Удовлетворяет ли он эту страсть в другое время года? Или что-то в самом пробуждении земли взывает к нему? Песнь Сирены, которой он не может сопротивляться и которая несёт его как обломок кораблекрушения к берегам моего тела. «Позволь мне», сказал он в тот первый раз, неловко путаясь пальцами в верёвке, пылая обветренными щеками. Он довольно неуклюже привязал меня к изголовью кровати, и угол явно был неправильным. И несмотря на то, что он не смог войти в меня, Гарри всё равно кончил. Стон глубоко из горла и струя, хлынувшая на матрас между моих ног, вторили дождю, хлеставшему по стеклу маленького окошка. Моё возбуждение и расторможенность от недостатка кислорода, который едва пропускал его импровизированный кляп, вынудили меня изогнуться и шире раскинуть ноги, и я кончил на его пальцы, которые он наконец использовал как надо, скользнув ими внутрь, поворачивая костяшками вдоль чувствительного кольца и задевая (без сомнения, неумышленно) ту точку глубоко внутри меня. На какое-то время я потерял сознание, а когда пришел в себя, Поттер был испуган, и ревностно и униженно просил прощения.
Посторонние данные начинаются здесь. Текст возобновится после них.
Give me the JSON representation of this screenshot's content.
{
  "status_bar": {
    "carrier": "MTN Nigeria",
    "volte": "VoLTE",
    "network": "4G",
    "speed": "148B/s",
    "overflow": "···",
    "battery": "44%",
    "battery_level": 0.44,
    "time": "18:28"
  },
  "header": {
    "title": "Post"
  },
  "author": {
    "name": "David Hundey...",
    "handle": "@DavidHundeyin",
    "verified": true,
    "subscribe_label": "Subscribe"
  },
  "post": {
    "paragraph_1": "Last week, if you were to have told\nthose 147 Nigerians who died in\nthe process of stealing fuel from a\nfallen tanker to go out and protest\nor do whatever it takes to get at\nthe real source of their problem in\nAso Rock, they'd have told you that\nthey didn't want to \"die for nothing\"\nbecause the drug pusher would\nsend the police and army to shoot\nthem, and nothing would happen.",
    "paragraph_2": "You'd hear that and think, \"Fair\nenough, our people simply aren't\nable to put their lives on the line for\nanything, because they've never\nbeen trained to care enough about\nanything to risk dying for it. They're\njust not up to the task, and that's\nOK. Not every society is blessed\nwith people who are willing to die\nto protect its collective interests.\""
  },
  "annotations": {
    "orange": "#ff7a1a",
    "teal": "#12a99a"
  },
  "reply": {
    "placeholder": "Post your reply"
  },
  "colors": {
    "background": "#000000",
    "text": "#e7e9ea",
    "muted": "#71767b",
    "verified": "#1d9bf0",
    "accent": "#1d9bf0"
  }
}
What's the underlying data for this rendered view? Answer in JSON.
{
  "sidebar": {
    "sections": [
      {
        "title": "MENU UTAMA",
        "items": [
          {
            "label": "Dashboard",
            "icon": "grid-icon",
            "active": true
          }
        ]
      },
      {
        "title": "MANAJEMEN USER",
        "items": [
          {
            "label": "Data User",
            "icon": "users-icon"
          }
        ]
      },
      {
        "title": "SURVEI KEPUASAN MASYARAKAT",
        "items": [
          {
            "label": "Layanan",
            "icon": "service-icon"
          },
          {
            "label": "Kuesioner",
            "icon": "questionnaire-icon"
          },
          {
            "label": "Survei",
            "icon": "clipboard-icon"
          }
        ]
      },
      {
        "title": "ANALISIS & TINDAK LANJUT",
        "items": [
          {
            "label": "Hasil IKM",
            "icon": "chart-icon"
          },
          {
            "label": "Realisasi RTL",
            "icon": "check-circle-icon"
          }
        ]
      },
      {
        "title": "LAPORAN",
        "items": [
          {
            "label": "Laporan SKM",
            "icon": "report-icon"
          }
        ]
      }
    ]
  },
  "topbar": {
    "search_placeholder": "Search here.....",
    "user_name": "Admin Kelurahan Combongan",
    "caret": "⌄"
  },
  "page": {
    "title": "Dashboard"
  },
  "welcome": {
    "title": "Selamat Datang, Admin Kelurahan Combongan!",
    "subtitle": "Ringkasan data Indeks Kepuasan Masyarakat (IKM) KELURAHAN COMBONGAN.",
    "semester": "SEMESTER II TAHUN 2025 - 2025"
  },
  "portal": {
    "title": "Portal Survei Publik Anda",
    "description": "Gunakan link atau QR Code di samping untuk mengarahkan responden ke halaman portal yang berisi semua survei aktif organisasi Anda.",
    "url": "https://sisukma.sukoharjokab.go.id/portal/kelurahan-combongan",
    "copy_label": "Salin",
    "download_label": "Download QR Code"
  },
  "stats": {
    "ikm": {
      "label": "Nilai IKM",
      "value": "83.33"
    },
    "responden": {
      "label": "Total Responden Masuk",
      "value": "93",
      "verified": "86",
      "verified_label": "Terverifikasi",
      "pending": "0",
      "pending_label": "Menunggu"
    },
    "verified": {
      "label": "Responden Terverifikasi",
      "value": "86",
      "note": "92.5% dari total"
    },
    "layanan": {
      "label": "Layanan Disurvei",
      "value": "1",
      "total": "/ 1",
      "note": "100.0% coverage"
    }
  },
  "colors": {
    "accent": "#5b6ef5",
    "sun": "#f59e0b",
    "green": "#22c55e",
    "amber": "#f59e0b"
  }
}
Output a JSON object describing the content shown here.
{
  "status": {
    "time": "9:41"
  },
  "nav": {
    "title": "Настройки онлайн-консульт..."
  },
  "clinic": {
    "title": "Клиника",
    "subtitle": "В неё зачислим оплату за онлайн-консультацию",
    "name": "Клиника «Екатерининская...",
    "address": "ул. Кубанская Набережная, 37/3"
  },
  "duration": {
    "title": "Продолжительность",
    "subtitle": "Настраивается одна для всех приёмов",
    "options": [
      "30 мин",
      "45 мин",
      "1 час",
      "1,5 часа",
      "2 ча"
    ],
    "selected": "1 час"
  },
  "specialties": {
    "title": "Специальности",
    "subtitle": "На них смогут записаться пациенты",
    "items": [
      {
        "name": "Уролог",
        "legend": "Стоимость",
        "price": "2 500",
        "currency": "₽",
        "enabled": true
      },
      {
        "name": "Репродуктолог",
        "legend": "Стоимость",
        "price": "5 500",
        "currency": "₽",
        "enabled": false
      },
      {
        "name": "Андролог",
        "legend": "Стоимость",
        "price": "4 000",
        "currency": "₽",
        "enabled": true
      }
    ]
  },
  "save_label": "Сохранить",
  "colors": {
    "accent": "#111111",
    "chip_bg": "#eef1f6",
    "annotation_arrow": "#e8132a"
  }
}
Он потерял контроль . . . он не хотел . . . о боже, он знает, что не должен, но пожалуйста, нельзя ли это повторить?

Изоляция взращивает самые невероятные любовные чувства, и после стольких лет я уже не чужд той печали, которая захлестывает меня, когда выдры со своими детенышами возвращаются в зимние убежища под пирсом Бедного острова после лета, проведенного в приливных водоемах Рабского Утёса. Туда, где их ждут вожделенные подачки из рыбьих кишок, которые коптильщики выбрасывают полными ведрами в масляную от бензина воду гавани. Как не чужд и радости, которая переполняет меня при виде ласточек, возвращающихся в свои гнезда под соломенными крышами. Так может ли удивить кого-то тот факт, что я немного влюбился в Поттера? В того Поттера, который неловко стоит у меня в дверях, более смущённый, чем школьник, и склоняет набок голову, когда я вручаю ему чашку с чаем, и заливается румянцем от ничем не прикрытой откровенности своего желания.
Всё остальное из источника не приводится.